Die rund zwei Millionen Beschäftigten des öffentlichen Dienstes von Bund und Kommunen können sich auf mögliche Veränderungen in ihren Arbeitszeitregelungen freuen. Bundesinnenministerin Nancy Faeser (SPD) bekundete auf der Jahrestagung des Beamtenbunds dbb in Köln ihr Interesse an einer flexibleren Gestaltung der Arbeitszeiten. Mit den Gewerkschaften bestehe bereits eine gewisse Einigkeit in einigen Punkten, betonte sie in ihrer Rede.
Im Vorfeld der Tarifverhandlungen, die am 24. Januar beginnen, fordern der dbb und die Gewerkschaft Verdi unter anderem die Schaffung eines "Mehr-Zeit-für-mich-Kontos". Dieses würde Beschäftigten erlauben, über ihre zusätzlich geleisteten Arbeitsstunden selbst zu verfügen und zu entscheiden, ob diese als Überstundenzuschläge ausbezahlt oder auf einem neuen Zeitkonto gutgeschrieben werden. Die kommunalen Arbeitgeber werden hierbei gemeinsam mit dem Innenministerium die Gespräche führen.
Faeser drückte ihre Vorfreude auf die bevorstehenden Tarifverhandlungen aus und zeigte sich zuversichtlich, einen Abschluss zu erzielen, der allen Interessen gerecht wird. Der Tarifvertrag für den öffentlichen Dienst (TVöD), über den in Potsdam verhandelt wird, betrifft direkt und indirekt mehr als 2,6 Millionen Beschäftigte.
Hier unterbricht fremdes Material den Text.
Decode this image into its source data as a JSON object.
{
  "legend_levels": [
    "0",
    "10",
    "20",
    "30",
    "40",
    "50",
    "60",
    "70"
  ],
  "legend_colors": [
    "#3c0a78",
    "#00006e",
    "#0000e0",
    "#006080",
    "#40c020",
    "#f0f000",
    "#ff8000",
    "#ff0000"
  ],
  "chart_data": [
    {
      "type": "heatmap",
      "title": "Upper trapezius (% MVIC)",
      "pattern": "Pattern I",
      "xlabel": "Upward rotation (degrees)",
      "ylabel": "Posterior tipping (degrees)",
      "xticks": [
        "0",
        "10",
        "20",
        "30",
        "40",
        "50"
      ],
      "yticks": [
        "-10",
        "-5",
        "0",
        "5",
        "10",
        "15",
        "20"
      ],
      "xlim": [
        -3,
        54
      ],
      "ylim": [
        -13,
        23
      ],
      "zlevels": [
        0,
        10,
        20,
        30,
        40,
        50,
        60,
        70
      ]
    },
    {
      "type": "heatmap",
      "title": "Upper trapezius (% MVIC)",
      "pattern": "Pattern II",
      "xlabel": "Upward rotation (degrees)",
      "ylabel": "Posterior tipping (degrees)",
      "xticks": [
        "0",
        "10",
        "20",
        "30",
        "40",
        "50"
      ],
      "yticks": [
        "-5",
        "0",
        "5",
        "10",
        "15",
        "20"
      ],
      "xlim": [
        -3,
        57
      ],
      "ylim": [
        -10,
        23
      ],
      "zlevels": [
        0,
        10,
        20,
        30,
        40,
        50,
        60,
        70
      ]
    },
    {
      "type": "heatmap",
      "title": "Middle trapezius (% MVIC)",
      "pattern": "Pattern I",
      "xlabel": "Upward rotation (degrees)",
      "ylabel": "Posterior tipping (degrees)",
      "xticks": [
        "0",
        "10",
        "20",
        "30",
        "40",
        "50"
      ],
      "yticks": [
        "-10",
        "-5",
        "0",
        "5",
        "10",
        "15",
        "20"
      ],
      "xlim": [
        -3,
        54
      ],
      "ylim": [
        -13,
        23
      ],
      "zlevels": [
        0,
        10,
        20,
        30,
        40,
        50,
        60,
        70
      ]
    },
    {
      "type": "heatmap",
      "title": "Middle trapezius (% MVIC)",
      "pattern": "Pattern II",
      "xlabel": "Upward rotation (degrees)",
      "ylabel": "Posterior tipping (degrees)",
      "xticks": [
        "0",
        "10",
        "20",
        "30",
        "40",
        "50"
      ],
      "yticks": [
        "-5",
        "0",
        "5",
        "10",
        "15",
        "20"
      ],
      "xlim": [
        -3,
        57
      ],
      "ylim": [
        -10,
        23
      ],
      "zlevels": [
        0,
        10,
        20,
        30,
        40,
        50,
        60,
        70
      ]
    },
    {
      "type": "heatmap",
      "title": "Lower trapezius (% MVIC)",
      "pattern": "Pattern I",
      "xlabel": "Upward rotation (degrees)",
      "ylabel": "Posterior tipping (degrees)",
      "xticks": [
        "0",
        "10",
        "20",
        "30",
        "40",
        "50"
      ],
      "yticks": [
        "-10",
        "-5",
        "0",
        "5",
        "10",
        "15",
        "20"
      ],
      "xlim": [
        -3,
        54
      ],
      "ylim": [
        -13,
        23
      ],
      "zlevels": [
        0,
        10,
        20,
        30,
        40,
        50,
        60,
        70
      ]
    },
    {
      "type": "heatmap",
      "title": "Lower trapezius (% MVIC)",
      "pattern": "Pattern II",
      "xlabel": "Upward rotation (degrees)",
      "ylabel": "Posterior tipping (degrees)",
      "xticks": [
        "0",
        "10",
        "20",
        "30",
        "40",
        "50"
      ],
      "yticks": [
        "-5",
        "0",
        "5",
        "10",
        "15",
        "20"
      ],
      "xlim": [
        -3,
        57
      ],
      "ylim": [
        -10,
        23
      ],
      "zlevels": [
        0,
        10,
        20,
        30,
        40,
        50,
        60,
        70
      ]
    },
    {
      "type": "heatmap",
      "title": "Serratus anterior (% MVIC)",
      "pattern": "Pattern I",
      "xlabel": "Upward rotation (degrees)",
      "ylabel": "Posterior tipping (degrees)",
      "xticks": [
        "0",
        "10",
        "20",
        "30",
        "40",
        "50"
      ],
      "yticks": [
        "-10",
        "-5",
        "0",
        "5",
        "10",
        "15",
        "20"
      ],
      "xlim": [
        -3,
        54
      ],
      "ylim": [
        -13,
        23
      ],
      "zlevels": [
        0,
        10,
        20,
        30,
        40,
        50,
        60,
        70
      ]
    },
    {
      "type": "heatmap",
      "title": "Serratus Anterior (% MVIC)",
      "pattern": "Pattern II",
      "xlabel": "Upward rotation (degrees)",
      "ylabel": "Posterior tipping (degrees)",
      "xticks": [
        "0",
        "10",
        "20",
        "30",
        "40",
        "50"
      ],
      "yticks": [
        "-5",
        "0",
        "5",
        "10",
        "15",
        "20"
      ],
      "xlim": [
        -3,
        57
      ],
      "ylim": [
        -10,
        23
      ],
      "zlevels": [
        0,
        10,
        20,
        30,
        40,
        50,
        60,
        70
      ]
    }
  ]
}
Die Gewerkschaften fordern eine Entgelterhöhung von acht Prozent, mindestens jedoch 350 Euro monatlich, bei einer Laufzeit von zwölf Monaten. Zudem drängt der dbb auf eine Rückführung der Wochenarbeitszeit für Bundesbeamte von 41 auf 39 Stunden. Der dbb-Vizechef Volker Geyer betonte die Möglichkeit, den öffentlichen Dienst attraktiver zu gestalten, und kritisierte die Rückstände bei der Arbeitszeitsouveränität im Vergleich zur Wirtschaft.
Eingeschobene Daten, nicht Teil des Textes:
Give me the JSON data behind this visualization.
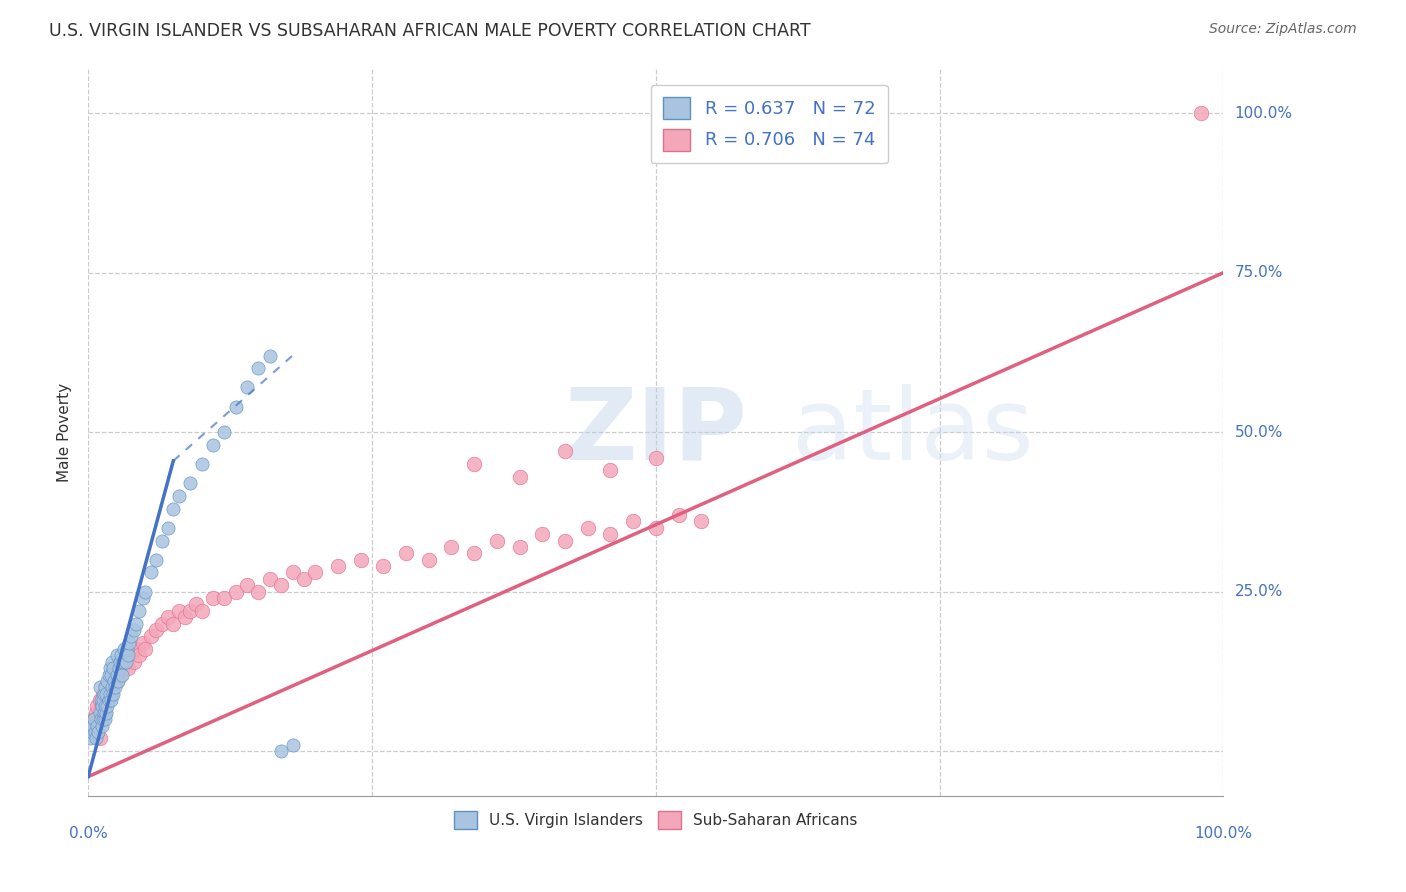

Von den Verhandlungen sind zahlreiche Bereiche wie Nahverkehr und Müllabfuhr betroffen, was zu begleitenden Warnstreiks führen könnte. Verdi-Chef Frank Werneke äußerte bereits Missmut über die bisherigen Entwicklungen und hielt Warnstreiks für wahrscheinlich. Die Belastung der Beschäftigten sei immens, so Geyer, der zunehmend mehr Aufgaben und Verantwortlichkeiten forderte.
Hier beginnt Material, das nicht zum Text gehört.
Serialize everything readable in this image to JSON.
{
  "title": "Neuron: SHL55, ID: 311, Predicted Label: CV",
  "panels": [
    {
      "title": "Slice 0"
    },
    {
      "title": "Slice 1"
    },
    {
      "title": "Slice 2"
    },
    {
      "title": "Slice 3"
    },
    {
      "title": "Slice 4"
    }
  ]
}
Sowohl Faeser als auch Geyer betonten die Wichtigkeit eines starken Staates für eine funktionierende Demokratie. Sie forderten erhöhte staatliche Investitionen in die Infrastruktur, Bildung und Sicherheit. Faeser erklärte ihre Bereitschaft zur Diskussion über eine Lockerung der Schuldenbremse, um solche Investitionen zu ermöglichen, insbesondere im Kontext des aktuellen Kriegsgeschehens in Europa.
Eine aktuelle Umfrage des dbb zeigt, dass 67 Prozent der Bevölkerung mehr staatliche Investitionen in Bereiche wie Bildung und Sicherheit für essentiell halten. Demgegenüber stehen 20 Prozent der Befragten, die den Fokus auf Schuldenabbau oder allgemeine Steuersenkungen legen.